Sam sniffled pathetically. And loudly. Sugar and spice and everything nice? Poets should have included snot in the rhyme. Tony pulled out a fresh hanky and offered it to his daughter. Hey, he was teachable and now he had some use for the pack of fine designer hankies his cousin Pete had sent him for Christmas, even if it would make some sales man weep if he could guess what they were used for. That didn’t mean that he knew what to do with them afterwards, now he had two to his collection. Maybe he should carry one of the evidence bags in his pocket.

‘He didn’t ask permission.’

“Permission?”

‘To use my special name-sign!’ She made the eternal sign with her right hand.

“I use it and-“

Another stomp. ‘You are my daddy, you are allowed. The’ a gesture combining the sign for bird, cloth and straw ‘I can do nothing about.’ Sam nodded at Ducky. ‘He asked for permission. And I like him.’ The last words was signed with heavy emphasis and she glowered at Gibbs, the in contrast to unsaid but not unheard between them.

Ouch, that was likely to hurt. Tony repeated the mysterious second name-sign and looked at Gibbs catching his attention and drawing him into the discussion. Just his luck that the one child not falling for the charms of his enigmatic boss turned out to be his daughter. Murphy must be laughing his head off somewhere.

“I think she means a scarecrow.”

“The principal.” Tony took a guess and groaned. What to do… “Ok.” He unbent and could nearly hear his knees protesting. “Sam? He only saw me using the eternal sign and he didn’t know that it has special meaning for you.”

‘My mum told me that she called me Sempera, that it was her very special name for her and me so I would always know that she loves me even if she isn’t always there. And that I should be very proud of having such a very special name and not anybody could have it.’ Tony was far better at understanding than signing so he could follow the agitated and defensive gestures. His darling daughter with her snotty nose and untidy hair resembled an agitated porcupine, all defensive and ready to form a ball of spikes.

Come to think of it, he hadn’t known how serious the little girl took the name issue either.

“That still does not make it ok for you to throw something.’ The raised chin and angry eyes didn’t look promising. He looked at the other adults in the room, beseeching them with his eyes for a hint at what to do. The doctor was smiling back at him and looked pointedly at Gibbs, who had raised his eyebrow and gave no other clue as to what he wanted Tony to do, the bastard.

Hell, at the moment he could draw definite comparisons between the gray haired man’s stubborn silence and his little menace’s stubborn expression. They had to learn to accept each other and they could start with it now.

“Sam, you will apologize for throwing that can and you will ask Dr. Mallard to show you where his cleaning supplies are stored.
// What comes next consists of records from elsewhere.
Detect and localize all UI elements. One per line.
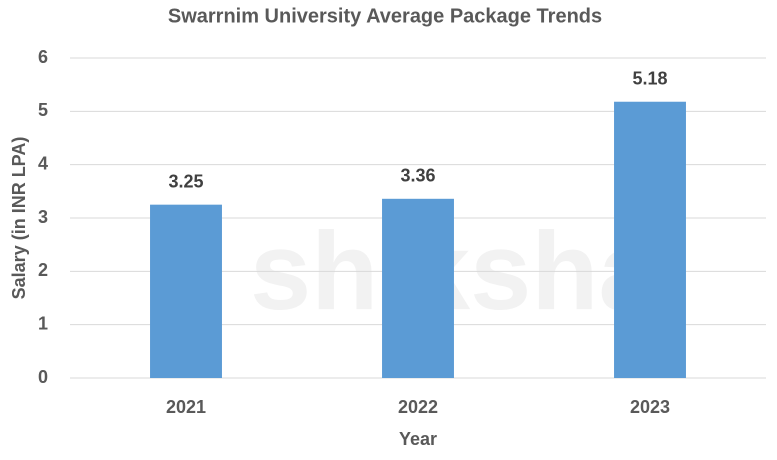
bar	[614, 101, 686, 378]
x-tick-label: 2021	[166, 397, 206, 417]
y-tick-label: 3	[38, 207, 48, 227]
y-tick-label: 2	[38, 260, 48, 280]
bar	[382, 198, 454, 378]
bar	[150, 204, 222, 378]
y-tick-label: 5	[38, 100, 48, 120]
y-tick-label: 0	[38, 367, 48, 387]
data-label: 5.18	[632, 68, 667, 88]
chart-title: Swarrnim University Average Package Tren…	[168, 5, 602, 27]
x-tick-label: 2023	[630, 397, 670, 417]
data-label: 3.25	[168, 171, 203, 191]
data-label: 3.36	[400, 166, 435, 186]
y-tick-label: 6	[38, 47, 48, 67]
x-axis-title: Year	[399, 429, 437, 449]
y-tick-label: 1	[38, 313, 48, 333]
y-tick-label: 4	[38, 153, 48, 173]
x-tick-label: 2022	[398, 397, 438, 417]
y-axis-title: Salary (in INR LPA)	[9, 137, 29, 300]
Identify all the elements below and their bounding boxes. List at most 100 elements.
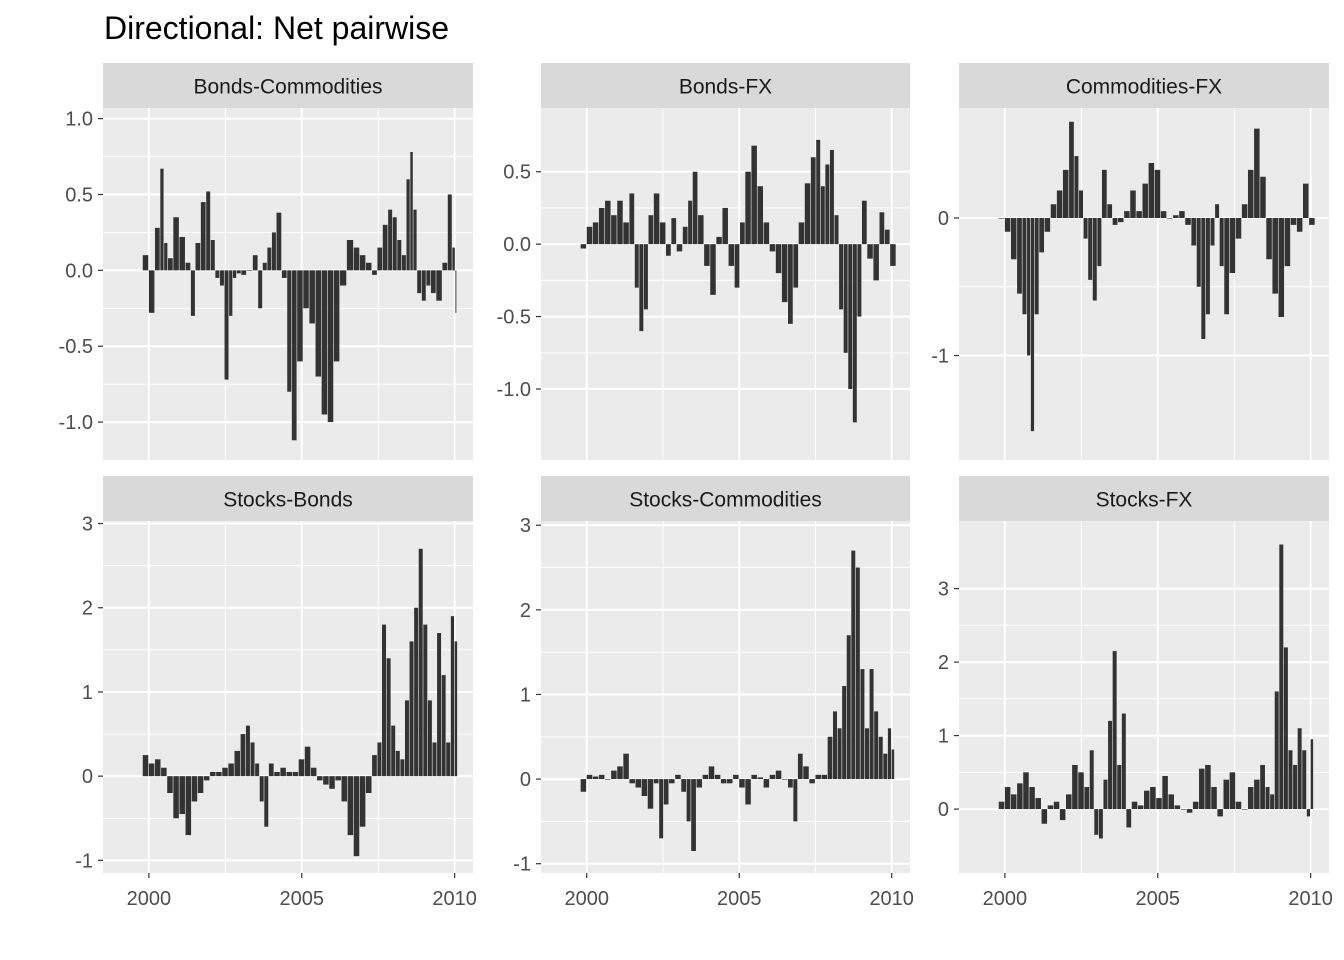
bar: [327, 270, 334, 423]
x-tick-label: 2010: [432, 888, 477, 910]
bar: [1303, 183, 1309, 218]
x-tick-label: 2005: [717, 888, 762, 910]
bar: [1084, 787, 1090, 810]
bar: [634, 244, 639, 288]
bar: [810, 157, 816, 245]
bar: [1131, 801, 1138, 810]
y-tick-label: -1.0: [59, 412, 93, 434]
bar: [1017, 218, 1022, 294]
bar: [1112, 218, 1118, 225]
bar: [321, 270, 328, 415]
bar: [365, 262, 372, 271]
bar: [1027, 218, 1031, 356]
bar: [857, 244, 862, 317]
bar: [365, 776, 372, 793]
bar: [809, 779, 815, 784]
bar: [816, 139, 821, 245]
bar: [1083, 218, 1088, 239]
bar: [1162, 775, 1168, 810]
bar: [1078, 772, 1084, 810]
bar: [751, 774, 757, 780]
bar: [1290, 218, 1297, 225]
bar: [455, 270, 457, 313]
bar: [1192, 801, 1199, 810]
bar: [1284, 218, 1291, 267]
bar: [1247, 787, 1254, 810]
bar: [1274, 691, 1279, 810]
bar: [382, 224, 388, 271]
bar: [441, 675, 446, 777]
bar: [1156, 798, 1162, 810]
bar: [1094, 809, 1099, 835]
bar: [317, 776, 323, 781]
bar: [274, 771, 280, 777]
bar: [710, 244, 716, 295]
bar: [1260, 764, 1265, 810]
bar: [832, 711, 837, 780]
bar: [315, 270, 322, 377]
bar: [623, 222, 629, 245]
bar: [241, 270, 247, 275]
bar: [1185, 218, 1191, 225]
bar: [648, 215, 654, 245]
bar: [1272, 218, 1278, 294]
bar: [406, 179, 410, 271]
bar: [1079, 190, 1084, 218]
bar: [454, 641, 458, 777]
bar: [1154, 169, 1161, 218]
facet-strip: [541, 476, 910, 521]
bar: [592, 222, 599, 245]
bar: [598, 207, 605, 245]
bar: [1118, 218, 1124, 223]
bar: [775, 244, 782, 274]
y-tick-label: -1: [75, 850, 93, 872]
bar: [611, 770, 617, 780]
bar: [1166, 218, 1173, 219]
bar: [586, 774, 593, 780]
bar: [190, 270, 195, 316]
bar: [837, 728, 842, 780]
bar: [206, 191, 211, 271]
bar: [617, 766, 623, 780]
bar: [179, 236, 185, 271]
bar: [173, 776, 179, 819]
bar: [310, 767, 317, 777]
bar: [722, 207, 728, 245]
facet-strip: [959, 476, 1329, 521]
bar: [611, 215, 617, 245]
bar: [1254, 128, 1260, 218]
y-tick-label: 0.5: [65, 184, 93, 206]
y-tick-label: 1: [520, 684, 531, 706]
bar: [1302, 750, 1307, 810]
bar: [1010, 218, 1017, 260]
bar: [698, 215, 704, 245]
x-tick-label: 2010: [869, 888, 914, 910]
bar: [1142, 183, 1148, 218]
bar: [391, 725, 396, 777]
x-tick-label: 2000: [983, 888, 1028, 910]
bar: [834, 215, 839, 245]
bar: [821, 774, 828, 780]
bar: [1215, 204, 1220, 218]
bar: [224, 270, 229, 380]
bar: [1089, 750, 1094, 810]
y-tick-label: 3: [82, 514, 93, 536]
bar: [423, 624, 428, 777]
bar: [240, 734, 246, 777]
bar: [185, 776, 192, 836]
bar: [1205, 218, 1210, 315]
bar: [372, 270, 377, 275]
bar: [829, 150, 834, 245]
bar: [669, 779, 675, 784]
bar: [1223, 779, 1230, 810]
bar: [382, 624, 387, 777]
bar: [605, 200, 611, 245]
bar: [1069, 121, 1074, 218]
bar: [592, 776, 599, 780]
bar: [757, 777, 764, 780]
bar: [245, 725, 250, 777]
bar: [998, 801, 1005, 810]
bar: [1039, 218, 1045, 253]
bar: [788, 779, 793, 788]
It was very nice of him to look after you and you do not want to repay him with a sticky floor. You caused it, you clean it.” Something must have penetrated because Sam wrinkled her nose. The girl turned, gazed at the mess on the floor and then at her host and nodded reluctantly. She didn’t want to offend her new friend.

“You two? Sort it out, what to call each other and what-not. Without punches.” That was directed at Sam. “Or I will be very, very disappointed. I think we have enough problems without surliness contests.” Now both were staring at him, Gibbs definitely amused and Sam surprised. “My mother always said that an honest private apology was worth two public ones. I will wait outside the door. Have fun!” Hah, that took care of the amusement.

Tony waved and turned to leave the office, he didn’t know why, something was niggling in the back of his head, but he got the impression that his presence wouldn’t help. With Gibbs as company Sam couldn’t be safer. He just hoped Gibbs was safe as well with Sam.